泣く子も黙る9月になってしまいました。雷鳴轟いています。湾はないか!湾はないか!

それはさておき、『ホワイトハウスダウン』。『紀元前1万年前』(だっけ)での驚くべき何もなさで、人生さえも捨て去ってしまったんじゃないかと思えたエメリッヒ渾身の一作といっていいんじゃないでしょうか。ホワイトハウスがそこにあれば、「みつけて壊そう」ってあまちゃんなノリでそれを見事に調理してくれるという才能が一人いるといないとでは現代アメリカ映画全体のノリもまた変わってくるんじゃないでしょうか。大統領にジェイミー・フォックスだもんね。デンゼルだったらホワイトハウス壊れないもんね。ウィル・スミスだったら町とか星とかまで壊れるもんね。それで、チャニング・テイタムだもんね。ホワイトハウスにホワイトのタンクトップといったらこの人というわけだね。でも何よりマギー・ジレンホールあなたが好きです。判断を下すのも仰ぐのも迷うのも彼女の手にかかっていたらわたしはすべて許します。

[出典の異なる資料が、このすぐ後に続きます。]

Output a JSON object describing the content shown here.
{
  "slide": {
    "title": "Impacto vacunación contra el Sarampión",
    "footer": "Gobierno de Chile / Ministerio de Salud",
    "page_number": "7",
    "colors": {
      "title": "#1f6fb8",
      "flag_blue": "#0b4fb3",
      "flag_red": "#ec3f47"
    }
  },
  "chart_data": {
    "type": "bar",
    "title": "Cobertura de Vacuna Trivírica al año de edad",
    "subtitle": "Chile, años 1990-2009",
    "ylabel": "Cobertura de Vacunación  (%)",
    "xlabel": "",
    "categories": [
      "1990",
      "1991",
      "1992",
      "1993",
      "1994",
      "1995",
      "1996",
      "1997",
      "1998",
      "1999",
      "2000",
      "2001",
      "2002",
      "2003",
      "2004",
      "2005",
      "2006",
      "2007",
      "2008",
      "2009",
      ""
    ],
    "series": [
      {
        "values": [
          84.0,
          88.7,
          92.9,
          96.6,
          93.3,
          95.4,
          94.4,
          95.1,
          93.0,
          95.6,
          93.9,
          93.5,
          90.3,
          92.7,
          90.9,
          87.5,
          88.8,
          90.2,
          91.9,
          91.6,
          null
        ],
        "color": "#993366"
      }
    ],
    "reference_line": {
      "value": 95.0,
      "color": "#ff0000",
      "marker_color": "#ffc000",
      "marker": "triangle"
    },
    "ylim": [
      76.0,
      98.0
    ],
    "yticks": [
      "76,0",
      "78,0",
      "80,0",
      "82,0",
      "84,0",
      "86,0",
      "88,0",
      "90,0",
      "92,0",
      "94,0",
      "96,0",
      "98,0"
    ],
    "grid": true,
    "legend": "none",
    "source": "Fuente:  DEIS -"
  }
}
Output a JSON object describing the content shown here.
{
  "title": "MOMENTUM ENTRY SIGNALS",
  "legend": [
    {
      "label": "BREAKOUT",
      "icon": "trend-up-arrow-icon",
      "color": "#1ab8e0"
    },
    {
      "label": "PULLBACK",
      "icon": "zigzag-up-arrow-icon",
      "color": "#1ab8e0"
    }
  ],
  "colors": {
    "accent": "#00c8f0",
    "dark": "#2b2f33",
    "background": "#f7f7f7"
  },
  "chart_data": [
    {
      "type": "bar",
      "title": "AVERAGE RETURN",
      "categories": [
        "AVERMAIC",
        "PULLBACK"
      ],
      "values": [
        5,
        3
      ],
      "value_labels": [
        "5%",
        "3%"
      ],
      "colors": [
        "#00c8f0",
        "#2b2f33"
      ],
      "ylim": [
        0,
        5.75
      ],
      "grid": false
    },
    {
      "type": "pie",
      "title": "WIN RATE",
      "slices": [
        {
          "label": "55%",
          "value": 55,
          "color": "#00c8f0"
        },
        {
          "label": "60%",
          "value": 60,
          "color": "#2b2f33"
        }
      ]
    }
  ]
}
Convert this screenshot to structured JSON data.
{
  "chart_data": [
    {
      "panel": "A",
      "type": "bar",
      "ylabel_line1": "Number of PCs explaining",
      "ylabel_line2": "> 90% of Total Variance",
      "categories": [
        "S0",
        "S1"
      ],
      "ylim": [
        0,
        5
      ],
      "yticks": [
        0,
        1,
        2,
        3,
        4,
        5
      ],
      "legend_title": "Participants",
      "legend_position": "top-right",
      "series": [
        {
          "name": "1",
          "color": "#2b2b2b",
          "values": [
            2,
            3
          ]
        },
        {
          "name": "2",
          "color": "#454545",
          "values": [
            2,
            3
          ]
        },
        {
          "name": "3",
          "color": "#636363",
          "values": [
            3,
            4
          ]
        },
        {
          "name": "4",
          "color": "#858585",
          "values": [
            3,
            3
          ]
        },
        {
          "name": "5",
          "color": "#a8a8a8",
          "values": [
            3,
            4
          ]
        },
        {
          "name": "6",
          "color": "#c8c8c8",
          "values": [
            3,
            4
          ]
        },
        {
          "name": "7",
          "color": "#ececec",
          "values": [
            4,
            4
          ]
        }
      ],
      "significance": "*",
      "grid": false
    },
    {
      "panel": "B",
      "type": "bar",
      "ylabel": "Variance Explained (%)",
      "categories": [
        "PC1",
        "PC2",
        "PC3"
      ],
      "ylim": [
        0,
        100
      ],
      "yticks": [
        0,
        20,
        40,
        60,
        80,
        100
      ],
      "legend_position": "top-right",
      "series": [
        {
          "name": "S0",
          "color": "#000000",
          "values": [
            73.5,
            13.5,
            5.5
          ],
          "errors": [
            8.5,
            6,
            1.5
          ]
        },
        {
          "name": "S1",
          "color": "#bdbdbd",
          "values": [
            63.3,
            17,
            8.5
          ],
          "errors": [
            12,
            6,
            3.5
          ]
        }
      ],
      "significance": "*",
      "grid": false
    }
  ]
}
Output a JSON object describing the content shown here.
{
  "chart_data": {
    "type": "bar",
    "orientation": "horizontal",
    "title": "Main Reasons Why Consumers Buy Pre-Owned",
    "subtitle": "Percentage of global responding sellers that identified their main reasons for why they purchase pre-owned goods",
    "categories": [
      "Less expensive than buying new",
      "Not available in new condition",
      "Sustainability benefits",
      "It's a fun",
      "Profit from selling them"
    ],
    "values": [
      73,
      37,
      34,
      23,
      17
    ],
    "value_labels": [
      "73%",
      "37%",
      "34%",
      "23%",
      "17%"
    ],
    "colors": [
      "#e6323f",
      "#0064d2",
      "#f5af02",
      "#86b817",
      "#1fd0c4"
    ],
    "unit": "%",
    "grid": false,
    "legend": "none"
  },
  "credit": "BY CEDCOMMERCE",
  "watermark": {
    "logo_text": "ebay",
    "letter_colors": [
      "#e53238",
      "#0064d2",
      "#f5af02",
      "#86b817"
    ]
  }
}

学芸で旗振りを演じる役目なんていう会話の伏線を電光石火で回収してみせるあの子の一人舞台。ホワイトハウスが途端に硫黄島になり、かくしてアメリカは救われるのです。とても美しい。大統領もタンクトップも形無し。マギーはいつもの笑顔。かわいい。エイブに敬礼。今年はこれに尽きる。